Jeff Bezos is about to turn 50 and likely has many years ahead at the helm of Amazon. But this will ultimately be a significant concern for any Amazon investor. The company is incredibly complex and diverse and it’s hard to imagine anyone as versatile as Bezos who would be capable of running it. That said, there are Amazon senior executives like Jeff Wilke, Andy Jassy and Diego Piacentini who have worked at the company for years and think much like Bezos.

 

Was Bezos of help while you were collecting information for the book. are there any details you found difficult to find and that are considered “secret” by the company?

While Bezos personally told me he thought it was “too early” to tell the Amazon story, he did say, “I am rooting for you” and sanctioned many interviews with family, friends and senior Amazon executives.

At the same time, there are many Amazon secrets that I tried and failed to pry loose. For example, the company is infamously tight with its internal metrics. I have no better idea than any other outsider, for example, how many Amazon Prime members there are, despite my best efforts to find out. Overall, Amazon is very disciplined with its internal communications and measurements. I was quite pleased to acquire one very revealing memo, written by Bezos himself, which I reprint in Chapter 11. Bezos’s “Amazon.Love” memo to his senior staff reveals his thoughts about how he would like his company to be loved, instead of feared, when it becomes even larger than it is today.

There seems to be no limit to what Bezos aspires to do and is capable to do. What will be Amazon’s next moves, according to the information you gathered?

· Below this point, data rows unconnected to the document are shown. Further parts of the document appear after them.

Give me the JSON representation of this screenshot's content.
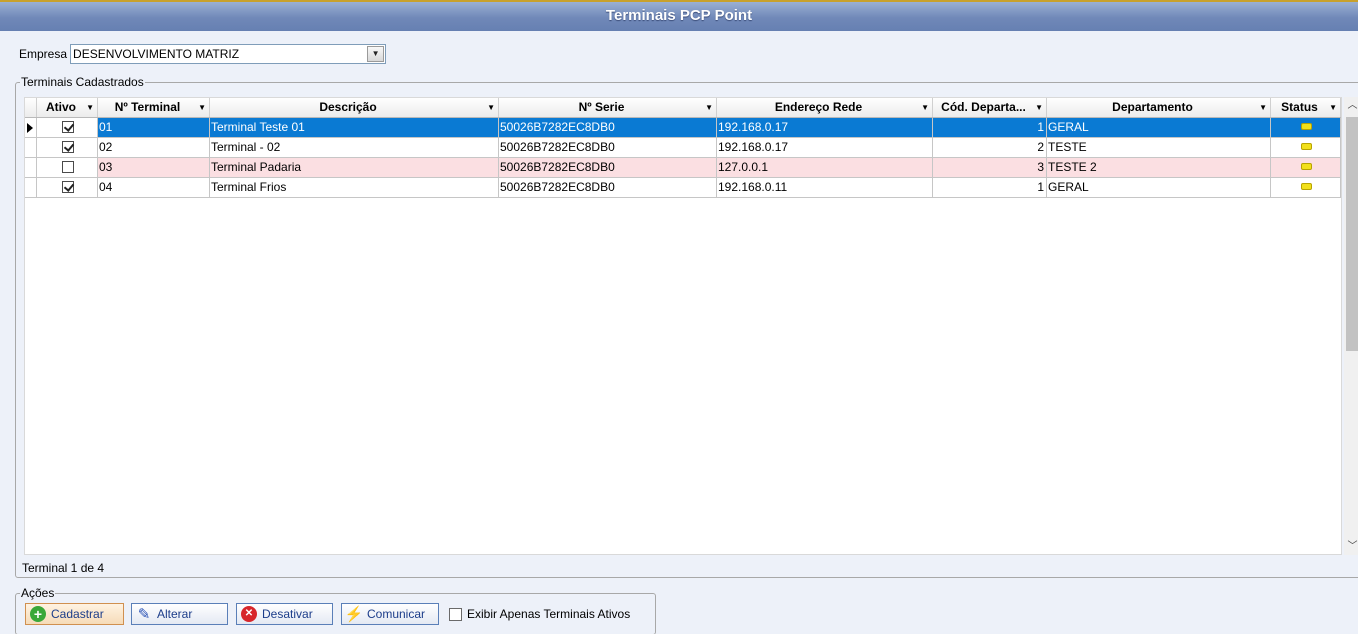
{
  "window": {
    "title": "Terminais PCP Point"
  },
  "empresa": {
    "label": "Empresa",
    "value": "DESENVOLVIMENTO MATRIZ"
  },
  "terminais": {
    "legend": "Terminais Cadastrados",
    "columns": [
      "Ativo",
      "Nº Terminal",
      "Descrição",
      "Nº Serie",
      "Endereço Rede",
      "Cód. Departa...",
      "Departamento",
      "Status"
    ],
    "rows": [
      {
        "ativo": true,
        "numero": "01",
        "descricao": "Terminal Teste 01",
        "serie": "50026B7282EC8DB0",
        "rede": "192.168.0.17",
        "cod_dep": "1",
        "departamento": "GERAL"
      },
      {
        "ativo": true,
        "numero": "02",
        "descricao": "Terminal - 02",
        "serie": "50026B7282EC8DB0",
        "rede": "192.168.0.17",
        "cod_dep": "2",
        "departamento": "TESTE"
      },
      {
        "ativo": false,
        "numero": "03",
        "descricao": "Terminal Padaria",
        "serie": "50026B7282EC8DB0",
        "rede": "127.0.0.1",
        "cod_dep": "3",
        "departamento": "TESTE 2"
      },
      {
        "ativo": true,
        "numero": "04",
        "descricao": "Terminal Frios",
        "serie": "50026B7282EC8DB0",
        "rede": "192.168.0.11",
        "cod_dep": "1",
        "departamento": "GERAL"
      }
    ],
    "footer": "Terminal 1 de 4",
    "status_color": "#f2e01a",
    "selected_color": "#0a7ad3",
    "inactive_row_color": "#fbdfe2"
  },
  "acoes": {
    "legend": "Ações",
    "cadastrar": "Cadastrar",
    "alterar": "Alterar",
    "desativar": "Desativar",
    "comunicar": "Comunicar",
    "exibir_ativos": "Exibir Apenas Terminais Ativos"
  },
  "icons": {
    "cadastrar": "plus-circle-icon",
    "alterar": "pen-icon",
    "desativar": "close-circle-icon",
    "comunicar": "lightning-icon"
  }
}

Amazon is expanding in almost every conceivable direction. It’s incredible to watch. The company is moving internationally – it recently introduced new sites in Mexico and India. It is building new hardware; we may see an Amazon TV set-top box later this year or early 2014, and perhaps new Amazon phones as well. It is also adding new kinds of products to “the everything store.” Recently it unveiled an Amazon Art category and it is expanding the sale of groceries around the U.S. There simply seems to be no limit to the kinds of things Bezos believes can be sold online, and to the areas of the world where he aspires to dominate.

What are amazon’s strongest competitors, the companies they are more afraid of?

Amazon executives would say they are focused on customers, not competitors. But I don’t believe that is entirely true. I believe Bezos and his Kindle team are working hard to create an ecosystem of Kindle products and services to rival the Apple and Google platforms. This is critical. As consumers increasingly shop, stream movies and read e-books on their tablets and phones, Amazon must improve its own device business or risk losing its customers to those rivals. Amazon also likely closely tracks retail giants like Walmart and Tesco.

What’s your personal opinion on the human both as on the professional level, about Jeff Bezos and Amazon in general?

I have enormous admiration and respect for someone who has created so much in so little time. In less than two decades Bezos has made it immeasurably easier to shop and given readers instant access to nearly every book published in the last 100 years. While I wonder if some of his business tactics are unnecessarily ruthless, he currently employs more than 100,000 people and has supported many careers and families. There are certainly aspects of Amazon that should be scrutinized – such as the treatment of workers in its fulfillment centers – but overall, it is a great story of how one man and his colleagues placed a hugely successful bet on the Internet.